The Telegraph understands the NHS is designing a £10 billion contract tender to give local trusts and clinical commissioning groups (CCGs) the flexibility to quickly make use of nearby private facilities and medics where they need help reducing local backlogs and cope with a second wave of Covid-19 infections.
The new deal comes after the NHS block-booked the majority of private hospitals during the first wave of coronavirus to prevent the health service becoming overwhelmed.
Under an emergency agreement reached in March and due to expire in December, some 1.3 million NHS operations, chemotherapy sessions, tests and consultations took place in private hospitals, it can be disclosed.
In the coming days, NHS England will launch a contract tender worth up to £10 billion to allow the health service to continue to make use of private facilities to help reduce growing waiting lists over the next four years, from January.
However, rather than retaining the current NHS block-booking of private hospitals, the new deal is expected to allow individual trusts and CCGs, the local groups of GP surgeries, to pay for services as they need them – which is intended to provide ‘locally tailored’ help and better value for money than the emergency deal struck in March.
For example, an NHS hospital attempting to reduce its waiting list for urgent hip and knee replacements could pay a local private hospital to take over the cases of dozens or even hundreds of patients, at a fixed rate per person.
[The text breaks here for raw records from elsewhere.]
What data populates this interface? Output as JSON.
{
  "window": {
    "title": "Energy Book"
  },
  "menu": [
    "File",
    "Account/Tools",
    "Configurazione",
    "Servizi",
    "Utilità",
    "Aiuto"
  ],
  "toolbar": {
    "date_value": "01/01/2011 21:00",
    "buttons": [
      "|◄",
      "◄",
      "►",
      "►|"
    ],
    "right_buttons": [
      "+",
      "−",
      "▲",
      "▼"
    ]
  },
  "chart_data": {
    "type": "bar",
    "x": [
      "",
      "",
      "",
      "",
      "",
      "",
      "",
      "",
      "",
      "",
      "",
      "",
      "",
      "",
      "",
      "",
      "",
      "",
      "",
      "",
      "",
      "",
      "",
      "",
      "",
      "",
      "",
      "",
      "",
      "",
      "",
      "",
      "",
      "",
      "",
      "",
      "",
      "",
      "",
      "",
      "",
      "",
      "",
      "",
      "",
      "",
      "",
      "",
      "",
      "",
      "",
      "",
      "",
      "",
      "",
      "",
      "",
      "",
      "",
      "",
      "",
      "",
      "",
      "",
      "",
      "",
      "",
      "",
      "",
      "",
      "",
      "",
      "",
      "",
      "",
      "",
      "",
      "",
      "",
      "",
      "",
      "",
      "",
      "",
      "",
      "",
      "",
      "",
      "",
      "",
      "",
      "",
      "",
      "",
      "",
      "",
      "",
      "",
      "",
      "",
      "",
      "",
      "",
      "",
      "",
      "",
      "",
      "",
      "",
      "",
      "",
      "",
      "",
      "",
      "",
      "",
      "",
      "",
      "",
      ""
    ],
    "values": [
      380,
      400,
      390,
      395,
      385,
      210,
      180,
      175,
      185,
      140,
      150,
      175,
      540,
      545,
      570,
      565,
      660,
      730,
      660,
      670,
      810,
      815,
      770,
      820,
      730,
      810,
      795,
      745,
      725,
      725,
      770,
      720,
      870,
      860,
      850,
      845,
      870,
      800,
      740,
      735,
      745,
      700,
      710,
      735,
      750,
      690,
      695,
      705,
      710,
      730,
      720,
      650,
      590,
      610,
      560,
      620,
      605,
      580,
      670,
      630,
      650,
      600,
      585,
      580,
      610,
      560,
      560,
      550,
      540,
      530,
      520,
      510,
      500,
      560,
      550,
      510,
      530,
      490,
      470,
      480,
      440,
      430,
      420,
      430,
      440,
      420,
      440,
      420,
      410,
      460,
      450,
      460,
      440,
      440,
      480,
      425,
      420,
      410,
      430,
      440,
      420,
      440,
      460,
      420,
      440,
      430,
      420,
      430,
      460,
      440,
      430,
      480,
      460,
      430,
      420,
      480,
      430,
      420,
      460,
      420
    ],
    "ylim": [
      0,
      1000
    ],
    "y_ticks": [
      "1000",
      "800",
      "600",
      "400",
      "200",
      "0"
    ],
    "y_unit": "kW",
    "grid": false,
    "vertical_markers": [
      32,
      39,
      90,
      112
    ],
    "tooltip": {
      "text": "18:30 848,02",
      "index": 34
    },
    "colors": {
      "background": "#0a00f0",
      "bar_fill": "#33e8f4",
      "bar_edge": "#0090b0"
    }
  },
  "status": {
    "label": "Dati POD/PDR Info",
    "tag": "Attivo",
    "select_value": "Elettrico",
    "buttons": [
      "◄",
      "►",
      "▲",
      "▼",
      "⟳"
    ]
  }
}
The shift will also allow independent hospitals to resume much of the fee-paying work they were carrying out before the start of the pandemic.
An NHS spokesman said: “Hundreds of thousands of people have already been able to benefit from quicker and safe access to tests, checks and treatments as a result of the unprecedented deal with independent hospitals, and the additional capacity has played a key role in the NHS’s efforts which have seen routine surgery numbers more than double since the peak of the virus.
“As the NHS prepares for winter and a potential second wave of Covid, this new framework will give local GPs and leaders the flexibility to maintain these benefits for their patients, while delivering best value for the taxpayer.”
David Hare, chief executive of the Independent Healthcare Provider Network, said: “We would see it as a slight shift in emphasis for the next set of arrangements, away from being a catch-all, available for whatever comes.
“That was the reality back in back in March, but with a focus on potentially needing to treat Covid patients based on epidemiological modelling.
“Now the focus is on recovering the position for routine procedures, whilst also having provisions available, should they be needed, to treat Covid patients, if that was necessary and the NHS couldn’t cope.”
New figures show the NHS used private hospitals for 200,000 operations and procedures, 38,000 chemotherapy sessions, 270,000 tests and scans, and 840,000 consultations.
The framework agreement is intended to allow GPs and hospitals to make use of private hospitals to carry out services including tests, scans, urgent operations and cancer treatment.
On Saturday, Professor Rupert Pearse, an intensive care consultant at the Royal London hospital in East London, said that many NHS hospitals were preparing for a second peak “of around two thirds of the Covid numbers we saw in the spring.”
“We can keep many routine services going at that level albeit at reduced capacity,” he added.